Microsoft reaches ‘human parity’ with new speech recognition system

Researchers at Microsoft have announced a ‘major breakthrough’ in speech recognition. The company has created a technology that recognizes the words in a conversation, just as well as a person does. The team is calling it ‘human parity’ and plans to use this technology in its personal voice assistant Cortana along with its speech-to-text transcription software.

The team at Microsoft Artificial Intelligence and Research has reported a speech recognition system that makes the same or fewer errors than professional transcriptionists. These researchers reported a word error rate (WER) of 5.9 percent, down from the 6.3 percent WER the team reported just last month.

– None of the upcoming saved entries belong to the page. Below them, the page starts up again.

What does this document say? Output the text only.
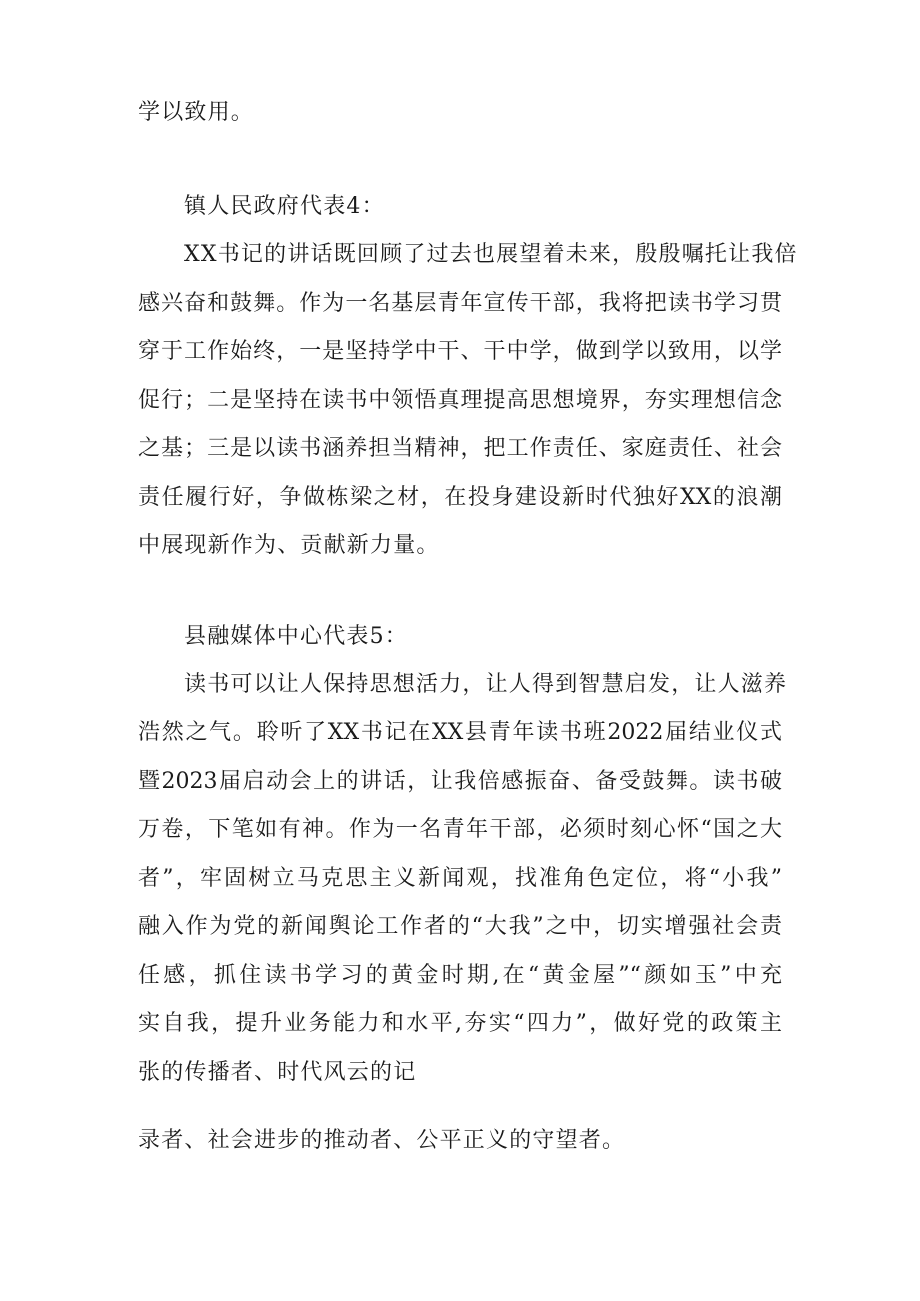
学以致用。
镇人民政府代表4：
XX书记的讲话既回顾了过去也展望着未来，殷殷嘱托让我倍
感兴奋和鼓舞。作为一名基层青年宣传干部，我将把读书学习贯
穿于工作始终，一是坚持学中干、干中学，做到学以致用，以学
促行；二是坚持在读书中领悟真理提高思想境界，夯实理想信念
之基；三是以读书涵养担当精神，把工作责任、家庭责任、社会
责任履行好，争做栋梁之材，在投身建设新时代独好XX的浪潮
中展现新作为、贡献新力量。
县融媒体中心代表5：
读书可以让人保持思想活力，让人得到智慧启发，让人滋养
浩然之气。聆听了XX书记在XX县青年读书班2022届结业仪式
暨2023届启动会上的讲话，让我倍感振奋、备受鼓舞。读书破
万卷，下笔如有神。作为一名青年干部，必须时刻心怀“国之大
者”，牢固树立马克思主义新闻观，找准角色定位，将“小我”
融入作为党的新闻舆论工作者的“大我”之中，切实增强社会责
任感，抓住读书学习的黄金时期,在“黄金屋”“颜如玉”中充
实自我，提升业务能力和水平,夯实“四力”，做好党的政策主
张的传播者、时代风云的记
录者、社会进步的推动者、公平正义的守望者。
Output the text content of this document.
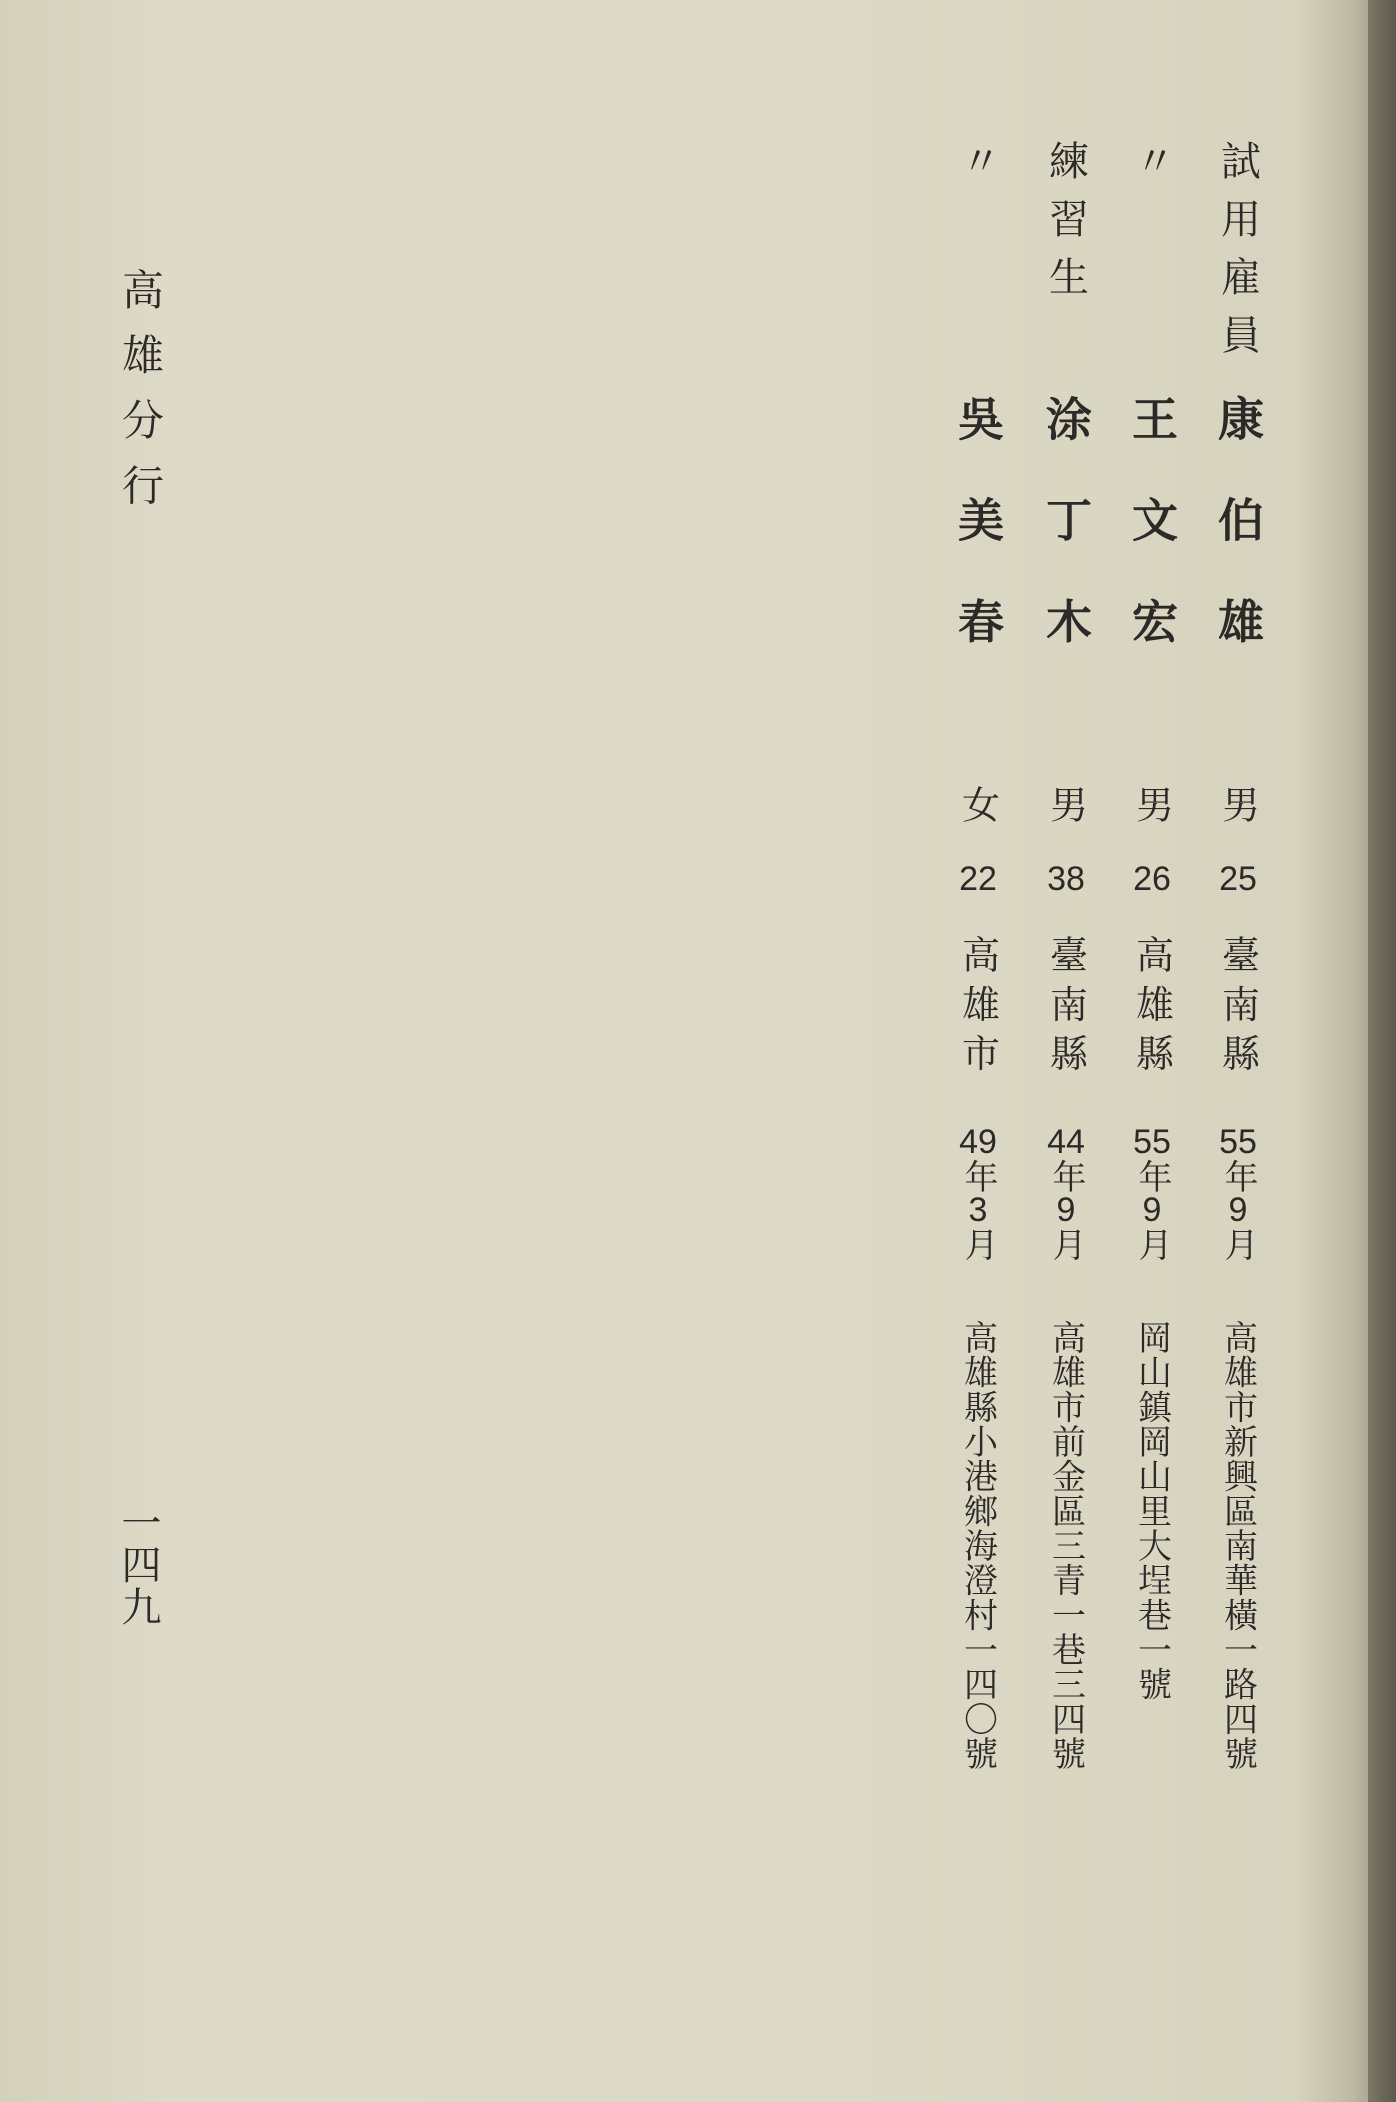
高雄分行
一四九
試用雇員
康伯雄
男
25
臺南縣
55年9月
高雄市新興區南華橫一路四號
〃
王文宏
男
26
高雄縣
55年9月
岡山鎮岡山里大埕巷一號
練習生
涂丁木
男
38
臺南縣
44年9月
高雄市前金區三青一巷三四號
〃
吳美春
女
22
高雄市
49年3月
高雄縣小港鄉海澄村一四〇號
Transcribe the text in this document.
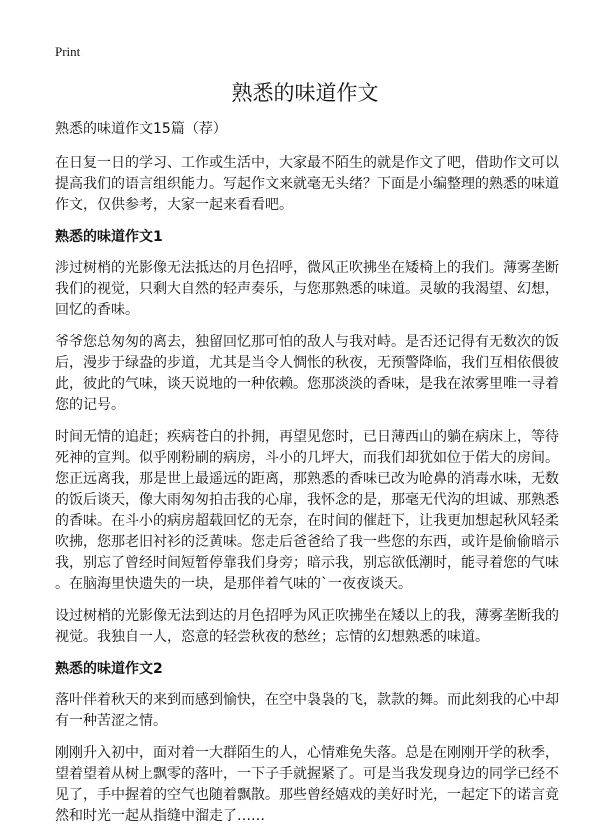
Print
熟悉的味道作文
熟悉的味道作文15篇（荐）
在日复一日的学习、工作或生活中，大家最不陌生的就是作文了吧，借助作文可以
提高我们的语言组织能力。写起作文来就毫无头绪？下面是小编整理的熟悉的味道
作文，仅供参考，大家一起来看看吧。
熟悉的味道作文1
涉过树梢的光影像无法抵达的月色招呼，微风正吹拂坐在矮椅上的我们。薄雾垄断
我们的视觉，只剩大自然的轻声奏乐，与您那熟悉的味道。灵敏的我渴望、幻想，
回忆的香味。
爷爷您总匆匆的离去，独留回忆那可怕的敌人与我对峙。是否还记得有无数次的饭
后，漫步于绿盎的步道，尤其是当令人惆怅的秋夜，无预警降临，我们互相依偎彼
此，彼此的气味，谈天说地的一种依赖。您那淡淡的香味，是我在浓雾里唯一寻着
您的记号。
时间无情的追赶；疾病苍白的扑拥，再望见您时，已日薄西山的躺在病床上，等待
死神的宣判。似乎刚粉刷的病房，斗小的几坪大，而我们却犹如位于偌大的房间。
您正远离我，那是世上最遥远的距离，那熟悉的香味已改为呛鼻的消毒水味，无数
的饭后谈天，像大雨匆匆拍击我的心扉，我怀念的是，那毫无代沟的坦诚、那熟悉
的香味。在斗小的病房超载回忆的无奈，在时间的催赶下，让我更加想起秋风轻柔
吹拂，您那老旧衬衫的泛黄味。您走后爸爸给了我一些您的东西，或许是偷偷暗示
我，别忘了曾经时间短暂停靠我们身旁；暗示我，别忘欲低潮时，能寻着您的气味
。在脑海里快遗失的一块，是那伴着气味的`一夜夜谈天。
设过树梢的光影像无法到达的月色招呼为风正吹拂坐在矮以上的我，薄雾垄断我的
视觉。我独自一人，恣意的轻尝秋夜的愁丝；忘情的幻想熟悉的味道。
熟悉的味道作文2
落叶伴着秋天的来到而感到愉快，在空中袅袅的飞，款款的舞。而此刻我的心中却
有一种苦涩之情。
刚刚升入初中，面对着一大群陌生的人，心情难免失落。总是在刚刚开学的秋季，
望着望着从树上飘零的落叶，一下子手就握紧了。可是当我发现身边的同学已经不
见了，手中握着的空气也随着飘散。那些曾经嬉戏的美好时光，一起定下的诺言竟
然和时光一起从指缝中溜走了……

However, this research doesn’t imply that the computer will recognize every word perfectly. But then, nor do we! According to the company, it means that the error rate, or the rate at which the computer mishears a word like ‘have” for “is” or “a” for “the” – is almost the same as you would expect from a person, hearing the same conversation respectively.

Existing tools used for this milestone include the Computational Network Toolkit, an open source Microsoft system for applying deep learning to computing tasks. This allows the specialized graphics processing units (GPUs) running in parallel, to enable faster processing of deep-learning algorithms.

The system also uses neural language models for better recognition. Deep neural networks use large amounts of data to teach computer systems to recognize patterns from inputs such as images or sounds.

No arguments here that this is an exciting breakthrough for Microsoft. An improvisation of voice recognition will prove beneficial to consumers and enterprisers as well. At the moment, the company has not announced as to when we can expect to this system to make way to its products.